Asphalt does not burn very well, so it tends to be nonflammable and would be the preferred choice in regions that are likely to be impacted by wildfires. Tarmac tends to burn easily if ignited by fire but tends not to ignite itself naturally as asphalt does due to its high bitumen content.
Tarmac is more explosive than asphalt because tarmac doesn’t have the same level of binding agents used in asphalt. It also doesn’t include any substances designed to inhibit fire-related damage, though this depends on the composition of your particular tarmac material. Asphalt is considered nonflammable largely because it contains an agent known as bitumen. This prevents the ignition from occurring through its ability to resist heat transfer due to being moleculeically thick. If burned, asphalt emits a large amount of smoke and toxic fumes that can cause breathing problems. Asphalt is more flammable than asphalt due to bitumen, which prevents it from burning readily if ignited by fire.
Pros of Tarmac Driveways
When you consider getting a tarmac driveway, it’s easy to see that there are many advantages. Here is a list of the benefits of tarmac driveways:
- Tarmac driveways are very resilient, and this means that they will last a long time before you need to get them repaired or replaced.

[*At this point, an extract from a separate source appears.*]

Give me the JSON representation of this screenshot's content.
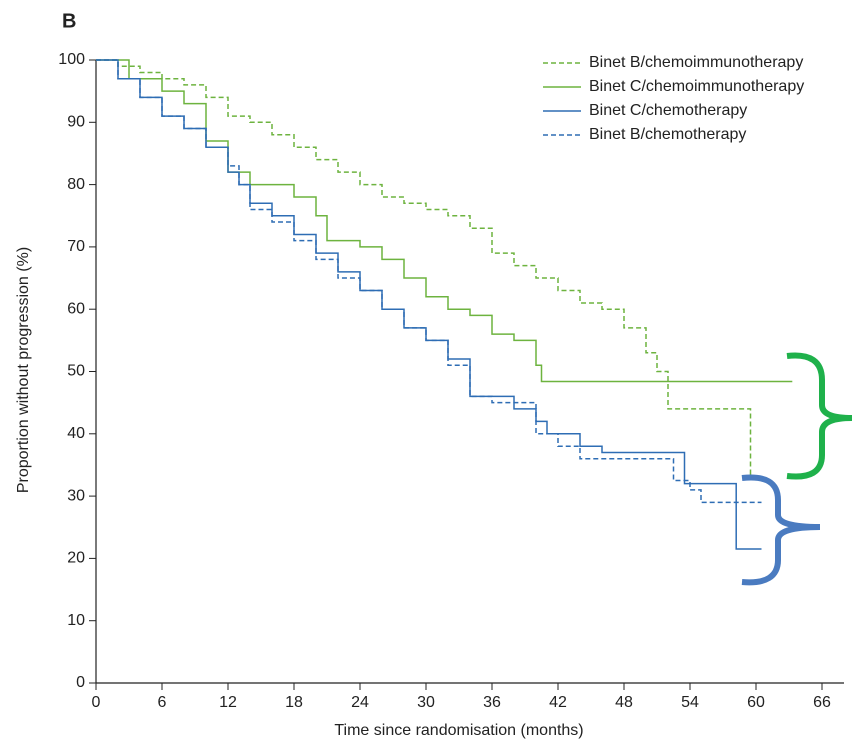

- It can be used straight away after installation without any curing times.
- If you have a driveway that has been repaired too many times, it may be cheaper to replace the whole driveways rather than do more repairs on it.
- Tarmac driveways are low-maintenance and only need to be cleaned or brushed down to keep looking smart.

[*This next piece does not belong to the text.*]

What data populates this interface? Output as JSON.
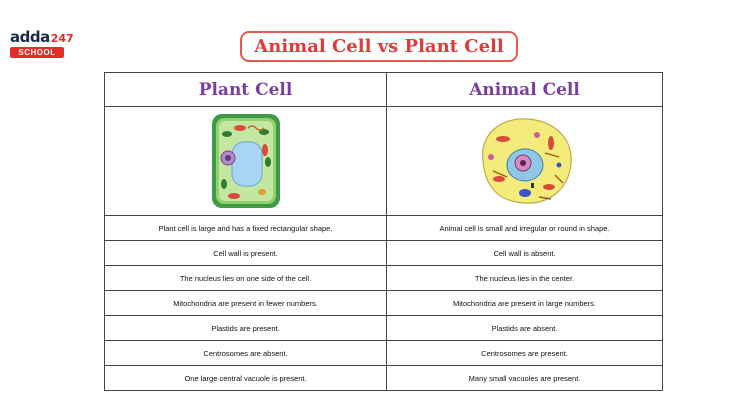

- Tarmac driveways look aesthetically pleasing to the eye, especially when laid by a professional company with years of experience in laying this type of driveway surface.
- Tarmac driveways can give you suitable slip resistance, so you won’t have to worry about someone slipping on ice or getting their car stuck in the snow when it’s winter.

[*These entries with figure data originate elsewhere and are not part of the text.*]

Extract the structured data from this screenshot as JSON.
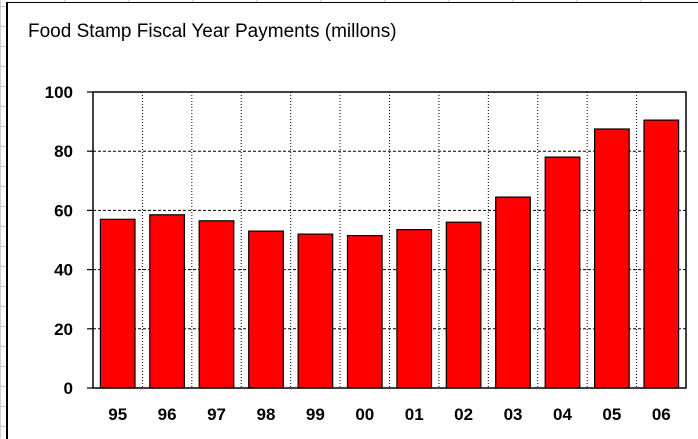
{
  "chart_data": {
    "type": "bar",
    "title": "Food Stamp Fiscal Year Payments (millons)",
    "xlabel": "",
    "ylabel": "",
    "categories": [
      "95",
      "96",
      "97",
      "98",
      "99",
      "00",
      "01",
      "02",
      "03",
      "04",
      "05",
      "06"
    ],
    "values": [
      57,
      58.5,
      56.5,
      53,
      52,
      51.5,
      53.5,
      56,
      64.5,
      78,
      87.5,
      90.5
    ],
    "ylim": [
      0,
      100
    ],
    "yticks": [
      "0",
      "20",
      "40",
      "60",
      "80",
      "100"
    ],
    "grid": true,
    "legend": "none",
    "colors": {
      "bar": "#ff0000",
      "bar_edge": "#000000",
      "grid": "#000000"
    }
  }
}
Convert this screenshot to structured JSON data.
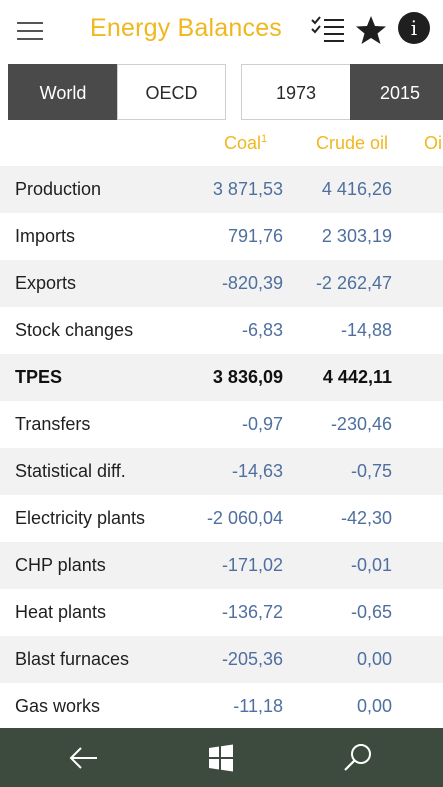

- Tarmac driveways are very safe for children because they are skid-resistant, making kids less likely to slide across the surface and hurt themselves.
Cons of Tarmac Driveways
Tarmac is an extremely durable substance that can withstand just about anything but has some downsides. Here are the cons of tarmac driveways:
- Tarmac takes up a lot of time to install
- In the winter, it can crack
- Tarmac driveways attract water into them, causing puddles and flooding
- They are expensive to install
Pros of Asphalt Driveways
Tarmac driveways are very popular and often the first choice when purchasing a new build or renovating an existing property. Here are the seven pros of Asphalt driveways:
- More cost-effective and easier to maintain
- It lasts up to twenty times longer than most paving stones and bricks
- Available in a wide range of colors, ensuring that they blend into the color scheme of your property
- It can be used on even the most difficult of sites, such as steep slopes and levels
- It can be re-surfaced relatively easily and economically, giving you complete flexibility when deciding what kind of driveway you want
Cons of Asphalt Driveways
Asphalt is an excellent choice of driveway materials. However, the following are some downsides of using asphalt:
• Asphalt can be slippery during the winter or rainy seasons.
• Do not leave the garage door open for too long, as this material heats up very quickly, which may lead to major damage to your car’s engine, especially if it is made of metal.
• It costs more than other driveway materials like concrete and pebbles because it requires a lot of time to lay down asphalt.
• Asphalt can get damaged easily by lawnmowers and other gardening equipment because it is soft.
Now that you are armed with the knowledge of the pro’s and con’s that tarmac and asphalt have, why not look into our Short Guide For Asphalt Driveway Buyers. Or, get the low down on how to turn a rental property into a home!